Shower beforehand to clean skin and open pores. Drink 16 to 20 oz of water before the session. Keep sessions to 15 to 25 minutes. Towel off immediately after so sweat does not cool on your skin. Follow with a cool shower if you tolerate it. Consistency beats duration: two to four sessions per week over months does more than occasional long sessions.

Sources

  1. Costco Wholesale, Sauna & Steam Room category: Costco sells portable steam saunas and infrared sauna cabins online; pricing for portable steam models has ranged from approximately $50 to $150 and infrared cabins from $800 to $2,500 depending on size and model.
  2. U.S. Energy Information Administration, Electricity Monthly Update: Average US residential electricity rate is approximately $0.16 per kWh, making a 30-minute 1000-watt steam sauna session cost roughly 8 cents.
  3. Costco Wholesale, Return Policy / Satisfaction Guarantee: Costco offers a satisfaction guarantee on most products; some electronics have a 90-day return window.
  4. Harvard Health Publishing, Sauna Health Benefits: Traditional Finnish saunas operate at 170 to 195°F (77 to 90°C); this temperature range is the basis for most sauna health research.
  5. Laukkanen JA et al., Mayo Clinic Proceedings 2018, Cardiovascular and Other Health Benefits of Sauna Bathing: "Regular sauna bathing is associated with reduced risk of cardiovascular events"; the study population used Finnish dry saunas at high temperatures, not portable steam tents.
  6. Mooventhan A, Nivethitha L, North American Journal of Medical Sciences 2014, Scientific Evidence-Based Effects of Hydrotherapy on Various Systems of the Body: Contrast therapy (alternating heat and cold) produces cardiovascular and autonomic responses; protocols typically specify higher baseline heat temperatures than portable steam tents achieve.
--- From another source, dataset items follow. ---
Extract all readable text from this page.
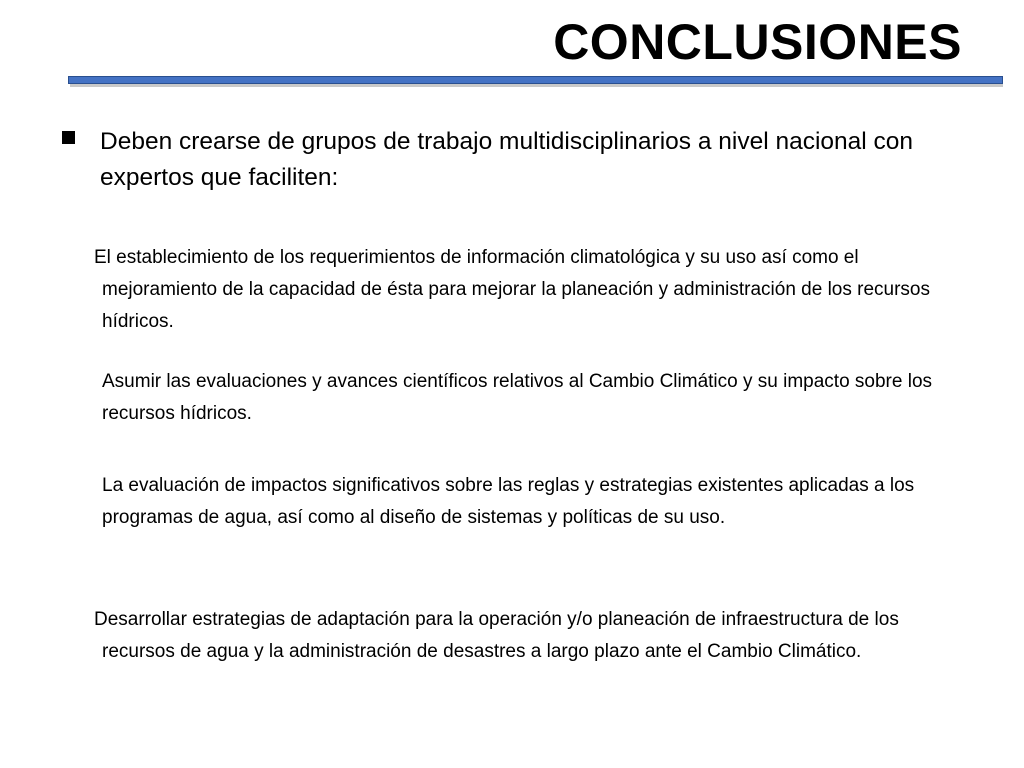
CONCLUSIONES
Deben crearse de grupos de trabajo multidisciplinarios a nivel nacional con expertos que faciliten:
El establecimiento de los requerimientos de información climatológica y su uso así como el mejoramiento de la capacidad de ésta para mejorar la planeación y administración de los recursos hídricos.
Asumir las evaluaciones y avances científicos relativos al Cambio Climático y su impacto sobre los recursos hídricos.
La evaluación de impactos significativos sobre las reglas y estrategias existentes aplicadas a los programas de agua, así como al diseño de sistemas y políticas de su uso.
Desarrollar estrategias de adaptación para la operación y/o planeación de infraestructura de los recursos de agua y la administración de desastres a largo plazo ante el Cambio Climático.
  7. American College of Obstetricians and Gynecologists, FAQ on Exercise During Pregnancy: ACOG advises pregnant people to avoid raising core body temperature above 102.2°F (39°C) during exercise or heat exposure.
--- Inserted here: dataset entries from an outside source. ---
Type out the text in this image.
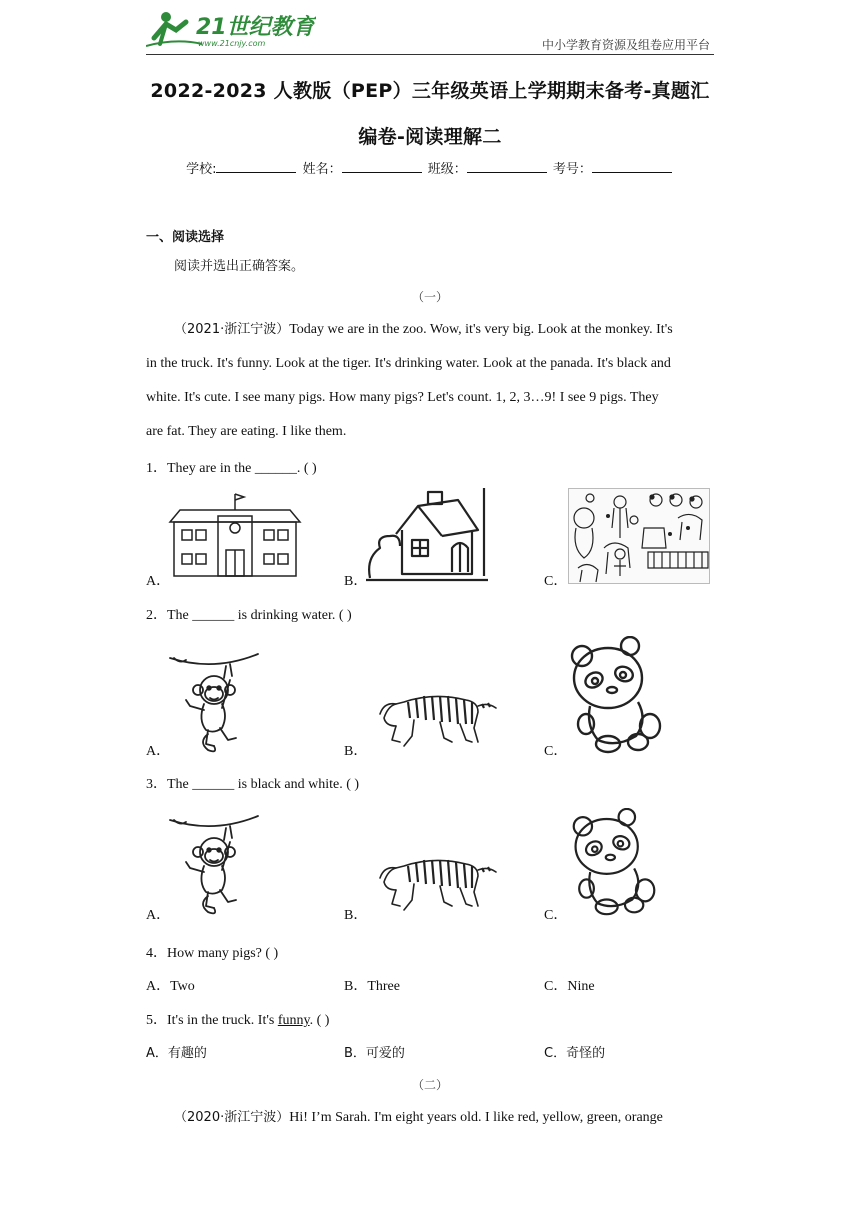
21世纪教育
www.21cnjy.com	中小学教育资源及组卷应用平台
2022-2023 人教版（PEP）三年级英语上学期期末备考-真题汇
编卷-阅读理解二
学校:	姓名：	班级：	考号：
一、阅读选择
阅读并选出正确答案。
（一）
（2021·浙江宁波）Today we are in the zoo. Wow, it's very big. Look at the monkey. It's
in the truck. It's funny. Look at the tiger. It's drinking water. Look at the panada. It's black and
white. It's cute. I see many pigs. How many pigs? Let's count. 1, 2, 3…9! I see 9 pigs. They
are fat. They are eating. I like them.
1．They are in the ______. ( )
A．	B．	C．
2．The ______ is drinking water. ( )
A．	B．	C．
3．The ______ is black and white. ( )
A．	B．	C．
4．How many pigs? ( )
A．Two	B．Three	C．Nine
5．It's in the truck. It's funny. ( )
A．有趣的	B．可爱的	C．奇怪的
（二）
（2020·浙江宁波）Hi! I’m Sarah. I'm eight years old. I like red, yellow, green, orange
  8. National Fire Protection Association, NFPA 70 National Electrical Code, Article 210.8: The National Electrical Code requires GFCI-protected outlets in bathrooms, kitchens, and other wet or damp locations where portable electrical appliances may be used.
  9. Hussain J, Cohen M, Evidence-Based Complementary and Alternative Medicine 2018, Clinical Effects of Regular Dry Sauna Bathing: Regular dry sauna bathing is associated with cardiovascular and relaxation benefits; research is based on dry saunas operating above 160°F, distinct from steam tent conditions.